Nor, I suspect, for LPD.
I really couldn't tell any difference between the prints I made in October with freshly mixed LPD and the ones I printed in January with the saved working solution, just poured into a plastic darkroom bottle, the air squeezed out and capped off. I expected the blacks to be inadequate and to mix fresh, but the prints looked fine.
I still have that bottle, but plan on mixing up fresh. I will be printing this weekend. I will make a print or two with the old stuff, then mix fresh and compare.
Results are in.
I made the best 8x10 I could of a negative I was working on, using the old bottle of developer mixed in September.
Then I mixed up a fresh half gallon (because I plan to make some 16x20s) and tried printing it and developing in freshly mixed working strength LPD.
First, the old developer had lost some activity as I needed less exposure with the fresh stuff. My exposure with the old developer was 20 seconds at f/11. With the fresh stuff I was printing at 15 seconds, same f-stop, with very similar results.

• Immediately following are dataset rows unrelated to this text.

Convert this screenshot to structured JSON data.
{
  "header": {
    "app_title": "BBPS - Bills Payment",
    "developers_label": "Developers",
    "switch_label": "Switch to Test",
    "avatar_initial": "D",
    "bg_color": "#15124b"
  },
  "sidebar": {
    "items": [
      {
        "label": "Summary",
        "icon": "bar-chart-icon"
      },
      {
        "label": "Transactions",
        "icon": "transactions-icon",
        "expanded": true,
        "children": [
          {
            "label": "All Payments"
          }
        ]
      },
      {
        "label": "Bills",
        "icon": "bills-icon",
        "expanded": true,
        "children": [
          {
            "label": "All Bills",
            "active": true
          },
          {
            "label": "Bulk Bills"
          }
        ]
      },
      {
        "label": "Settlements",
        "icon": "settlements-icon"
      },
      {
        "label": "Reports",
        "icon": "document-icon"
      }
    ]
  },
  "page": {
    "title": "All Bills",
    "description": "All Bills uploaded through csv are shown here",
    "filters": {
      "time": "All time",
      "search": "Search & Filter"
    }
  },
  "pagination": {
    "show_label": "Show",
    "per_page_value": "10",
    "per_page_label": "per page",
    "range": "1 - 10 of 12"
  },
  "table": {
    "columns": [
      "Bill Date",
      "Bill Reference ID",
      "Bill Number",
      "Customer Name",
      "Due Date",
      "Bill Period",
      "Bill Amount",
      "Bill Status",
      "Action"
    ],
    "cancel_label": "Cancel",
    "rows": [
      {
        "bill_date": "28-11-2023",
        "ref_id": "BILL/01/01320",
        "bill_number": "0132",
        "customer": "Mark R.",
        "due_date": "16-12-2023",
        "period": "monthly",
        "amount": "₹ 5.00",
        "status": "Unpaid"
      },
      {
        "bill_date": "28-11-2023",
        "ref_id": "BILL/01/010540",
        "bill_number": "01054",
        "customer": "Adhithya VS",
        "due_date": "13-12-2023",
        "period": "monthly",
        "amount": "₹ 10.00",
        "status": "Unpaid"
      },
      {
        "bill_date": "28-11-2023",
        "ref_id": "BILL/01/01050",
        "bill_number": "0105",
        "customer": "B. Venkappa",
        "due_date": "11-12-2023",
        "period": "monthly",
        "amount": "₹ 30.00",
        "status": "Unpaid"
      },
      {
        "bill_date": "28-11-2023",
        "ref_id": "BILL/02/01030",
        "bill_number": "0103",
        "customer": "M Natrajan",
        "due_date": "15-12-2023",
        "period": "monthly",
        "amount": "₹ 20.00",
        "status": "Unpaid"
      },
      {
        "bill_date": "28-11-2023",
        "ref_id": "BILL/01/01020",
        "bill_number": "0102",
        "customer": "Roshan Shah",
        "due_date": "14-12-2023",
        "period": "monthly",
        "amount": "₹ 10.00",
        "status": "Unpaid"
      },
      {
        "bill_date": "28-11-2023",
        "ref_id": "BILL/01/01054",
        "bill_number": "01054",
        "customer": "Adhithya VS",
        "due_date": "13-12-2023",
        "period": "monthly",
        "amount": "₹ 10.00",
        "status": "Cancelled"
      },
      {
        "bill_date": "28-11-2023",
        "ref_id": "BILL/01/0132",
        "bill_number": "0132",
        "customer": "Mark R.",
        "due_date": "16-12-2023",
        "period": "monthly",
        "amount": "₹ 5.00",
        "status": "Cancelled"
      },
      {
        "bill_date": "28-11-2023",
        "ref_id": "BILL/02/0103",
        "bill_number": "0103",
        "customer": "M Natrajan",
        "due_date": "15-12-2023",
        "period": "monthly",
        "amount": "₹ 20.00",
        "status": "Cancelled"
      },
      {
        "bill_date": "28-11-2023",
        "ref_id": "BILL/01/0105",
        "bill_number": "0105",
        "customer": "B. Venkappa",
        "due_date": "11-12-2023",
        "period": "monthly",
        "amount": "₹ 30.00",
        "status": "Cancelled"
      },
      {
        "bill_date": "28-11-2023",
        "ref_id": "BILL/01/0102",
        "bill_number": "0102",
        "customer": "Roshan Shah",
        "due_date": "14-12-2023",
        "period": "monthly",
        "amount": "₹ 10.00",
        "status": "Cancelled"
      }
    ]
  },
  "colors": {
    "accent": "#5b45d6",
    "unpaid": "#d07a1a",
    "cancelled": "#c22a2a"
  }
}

Similar, but not identical. The fresh developer is very slightly more contrasty, perhaps 1/4 of a paper grade, maybe a bit more than 1/4 grade but definitely less than 1/2 grade. I can't tell any difference in D-Max or print color. The contrast difference is just enough that I can tell the prints apart now that they're dry, but only just. It isn't a "strain to see the difference" thing, but it doesn't jump out either, and honestly some of that may be because the exposures are not
perfectly matched.
Keeping (non-replenished) working strength developer this long is an aberration, even for me. I haven't had that many chances to print, so I'd pour it back planning to use it soon then "soon" would turn into weeks or months. Once I went back to print I'd think, "what the heck, give it a try" and it seemed to be working fine so I just kept using it. I'm not sure how many prints I made with this solution because I used it for Adox MCC and contact prints on RC paper, while I used Ilford WT developer for all the prints I made on MGWT during this time, so they become a bit confused in my mind. I'm sure I developed at least the equivalent of 30 8x10s and maybe more in this bottle that started out with 30 ounces (5 oz. of liquid concentrate LPD plus 25 oz water. My next batch will be powder mixed and 1+2 rather than 1+4.) By now just the developer being carried out had reduced the amount to 20 ozs. So it's not clear either how much of the change may be due to age and how much to simple over use.
Either way, I could still make perfectly good prints with that old developer. I don't plan on keeping it this long again, and in fact I may try the replenished route, but it is a remarkably long lasting developer.